WASHINGTON (Reuters) – The first known US case of a highly contagious variant of coronavirus was discovered in Colorado on Tuesday, and President-elect Joe Biden said it could be years before most Americans are vaccinated against the current rate of spread.
Biden’s prediction of a grim winter seemed aimed at lowering public expectations that the pandemic will be over soon after he took office on Jan. 20, while also sending a message to Congress that his government will want to significantly increase spending to reduce the distribution of to accelerate and expand vaccines. testing and providing funding to states to help reopen schools.
Biden, a Democrat, said about 2 million people have been vaccinated, far less than the 20 million outgoing Republican President Donald Trump promised by the end of the year. Biden defeated Trump in the November election.
“As I have long feared and warned, efforts to distribute and administer the vaccine are not proceeding as it should,” said Biden in Wilmington, Delaware. At the current rate, “it will take years, not months, to vaccinate the American people.”
Shortly after his comments, Colorado Governor Jared Polis announced on Twitter that his state had discovered a case of highly contagious coronavirus variant B.1.1.7 first discovered in the UK.
Today we discovered Colorado’s first case of the COVID-19 variant B.1.1.7, the same variant discovered in the UK.
Coloradans health and safety is our top priority and we will monitor this case as well as all COVID-19 indicators closely. pic.twitter.com/fjyq7QhzBi
– Governor Jared Polis (@GovofCO) December 29, 2020
Biden’s goal of making sure that 100 million shots are delivered in the office by the end of his 100th day would mean ramping it up “ five to six times faster to 1 million shots a day, ” Biden said, pointing out. that Congress should approve additional funding.
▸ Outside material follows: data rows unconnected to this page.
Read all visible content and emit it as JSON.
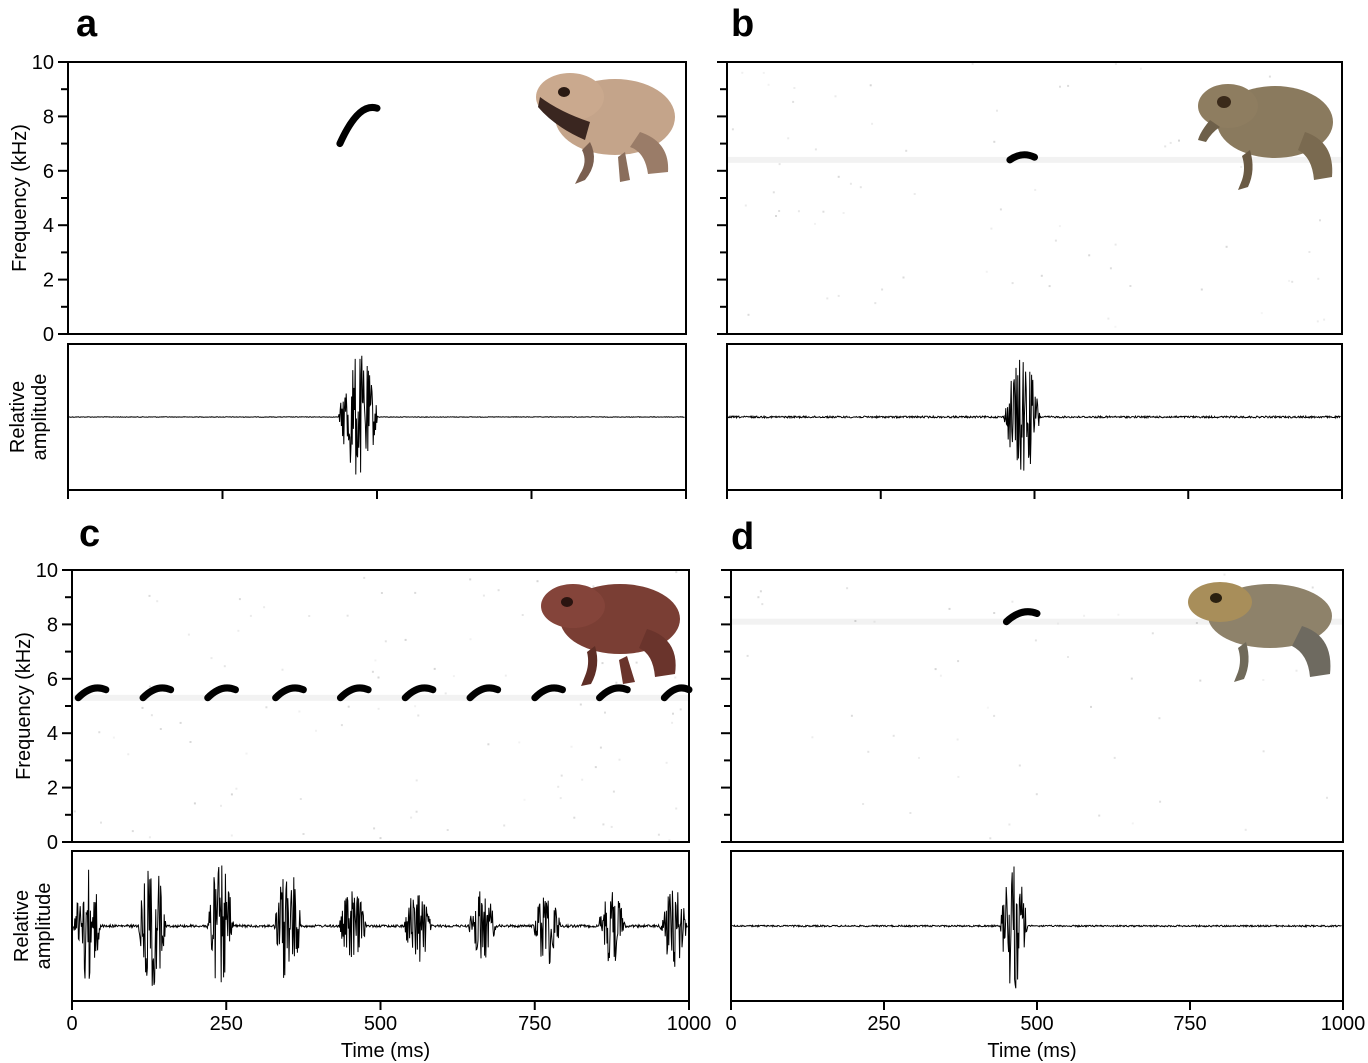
{
  "figure": {
    "y_axis_frequency_label": "Frequency (kHz)",
    "y_axis_amplitude_label_line1": "Relative",
    "y_axis_amplitude_label_line2": "amplitude",
    "x_axis_label": "Time (ms)",
    "frequency_ticks": [
      "0",
      "2",
      "4",
      "6",
      "8",
      "10"
    ],
    "time_ticks": [
      "0",
      "250",
      "500",
      "750",
      "1000"
    ],
    "colors": {
      "ink": "#000000",
      "background": "#ffffff"
    }
  },
  "panels": [
    {
      "letter": "a",
      "frog_icon": "frog-photo-pale-brown"
    },
    {
      "letter": "b",
      "frog_icon": "frog-photo-olive-brown"
    },
    {
      "letter": "c",
      "frog_icon": "frog-photo-reddish-brown"
    },
    {
      "letter": "d",
      "frog_icon": "frog-photo-grey-brown"
    }
  ],
  "chart_data": [
    {
      "panel": "a",
      "type": "spectrogram",
      "xlim": [
        0,
        1000
      ],
      "ylim_khz": [
        0,
        10
      ],
      "notes": [
        {
          "t_start": 440,
          "t_end": 500,
          "f_start": 7.0,
          "f_end": 8.3
        }
      ],
      "waveform_pulses": [
        {
          "t": 470,
          "width": 65,
          "amplitude": 0.95
        }
      ],
      "noise_level": 0.0
    },
    {
      "panel": "b",
      "type": "spectrogram",
      "xlim": [
        0,
        1000
      ],
      "ylim_khz": [
        0,
        10
      ],
      "notes": [
        {
          "t_start": 460,
          "t_end": 500,
          "f_start": 6.4,
          "f_end": 6.5
        }
      ],
      "waveform_pulses": [
        {
          "t": 480,
          "width": 60,
          "amplitude": 0.9
        }
      ],
      "noise_level": 0.08
    },
    {
      "panel": "c",
      "type": "spectrogram",
      "xlim": [
        0,
        1000
      ],
      "ylim_khz": [
        0,
        10
      ],
      "notes": [
        {
          "t_start": 10,
          "t_end": 55,
          "f_start": 5.3,
          "f_end": 5.6
        },
        {
          "t_start": 115,
          "t_end": 160,
          "f_start": 5.3,
          "f_end": 5.6
        },
        {
          "t_start": 220,
          "t_end": 265,
          "f_start": 5.3,
          "f_end": 5.6
        },
        {
          "t_start": 330,
          "t_end": 375,
          "f_start": 5.3,
          "f_end": 5.6
        },
        {
          "t_start": 435,
          "t_end": 480,
          "f_start": 5.3,
          "f_end": 5.6
        },
        {
          "t_start": 540,
          "t_end": 585,
          "f_start": 5.3,
          "f_end": 5.6
        },
        {
          "t_start": 645,
          "t_end": 690,
          "f_start": 5.3,
          "f_end": 5.6
        },
        {
          "t_start": 750,
          "t_end": 795,
          "f_start": 5.3,
          "f_end": 5.6
        },
        {
          "t_start": 855,
          "t_end": 900,
          "f_start": 5.3,
          "f_end": 5.6
        },
        {
          "t_start": 960,
          "t_end": 1000,
          "f_start": 5.3,
          "f_end": 5.6
        }
      ],
      "waveform_pulses": [
        {
          "t": 25,
          "width": 45,
          "amplitude": 0.85
        },
        {
          "t": 130,
          "width": 45,
          "amplitude": 0.95
        },
        {
          "t": 240,
          "width": 45,
          "amplitude": 0.9
        },
        {
          "t": 350,
          "width": 45,
          "amplitude": 0.88
        },
        {
          "t": 455,
          "width": 45,
          "amplitude": 0.55
        },
        {
          "t": 560,
          "width": 45,
          "amplitude": 0.6
        },
        {
          "t": 665,
          "width": 45,
          "amplitude": 0.55
        },
        {
          "t": 770,
          "width": 45,
          "amplitude": 0.6
        },
        {
          "t": 875,
          "width": 45,
          "amplitude": 0.55
        },
        {
          "t": 975,
          "width": 45,
          "amplitude": 0.6
        }
      ],
      "noise_level": 0.12
    },
    {
      "panel": "d",
      "type": "spectrogram",
      "xlim": [
        0,
        1000
      ],
      "ylim_khz": [
        0,
        10
      ],
      "notes": [
        {
          "t_start": 450,
          "t_end": 500,
          "f_start": 8.1,
          "f_end": 8.4
        }
      ],
      "waveform_pulses": [
        {
          "t": 462,
          "width": 45,
          "amplitude": 0.95
        }
      ],
      "noise_level": 0.06
    }
  ]
}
“Even with that improvement, even if we increase the vaccination rate to 1 million injections per day, it will be months before the majority of the US population is vaccinated,” he said. He predicted that the situation would not improve until ‘well into March’.
Biden also said he intends to invoke the Defense Production Act, which gives the president the power to expand industrial production of important materials or products for national security or other reasons, to “increase the production of materials. needed for the vaccine to accelerate. “
Trump himself appealed to the law during the pandemic.
To safely reopen schools, Biden said Congress should provide funding for things like additional transportation so students can maintain social distance and maintain better ventilation in school buildings.
Congress should also help make COVID-19 testing more readily available and help pay for protective equipment for health workers, Biden added.
Harris gets the vaccine
Earlier in the day, Vice President Kamala Harris received a COVID-19 vaccination on live television in an effort to boost confidence in the vaccination, even as he warned it will take months before it will be available to everyone.
Harris, who is black and Asian-American, received the Moderna COVID-19 vaccine from a nurse with a mask and a visor at a medical center in predominantly black southeastern Washington.
The Biden team has stressed the importance of encouraging the spread and inoculation of vaccines in non-white groups particularly hard hit by the coronavirus.
Biden has vowed to make it a top priority in the fight against the coronavirus, which has infected more than 19 million people in the United States and killed more than 334,000 people. He received his first injected dose of the vaccine on live television last week. Two doses are required for complete protection.
Trump, who had COVID-19 in October, has often downplayed the severity of the pandemic, overseeing a response that many health experts say was disorganized and arrogant, sometimes ignoring the science behind disease transmission.
Biden reiterated his call for people to wear masks and to listen to the advice of medical experts to prevent the spread of infection.
Dr. Atul Gawande, a member of Biden’s COVID-19 advisory board, told CBS News the transition team still didn’t have all the information it needed to understand the bottlenecks hindering vaccine distribution.
He said the Trump administration may have raised unrealistic expectations that anyone who wanted to get vaccinated could do so by the end of June 2021.
Separately on Tuesday, Mitch McConnell, majority leader in the US Senate, postponed a vote on Trump’s call to boost COVID-19 checks for Americans to $ 2,000, in a rare challenge for his fellow Republican. Biden has said he is in favor of the raise of an already approved $ 600.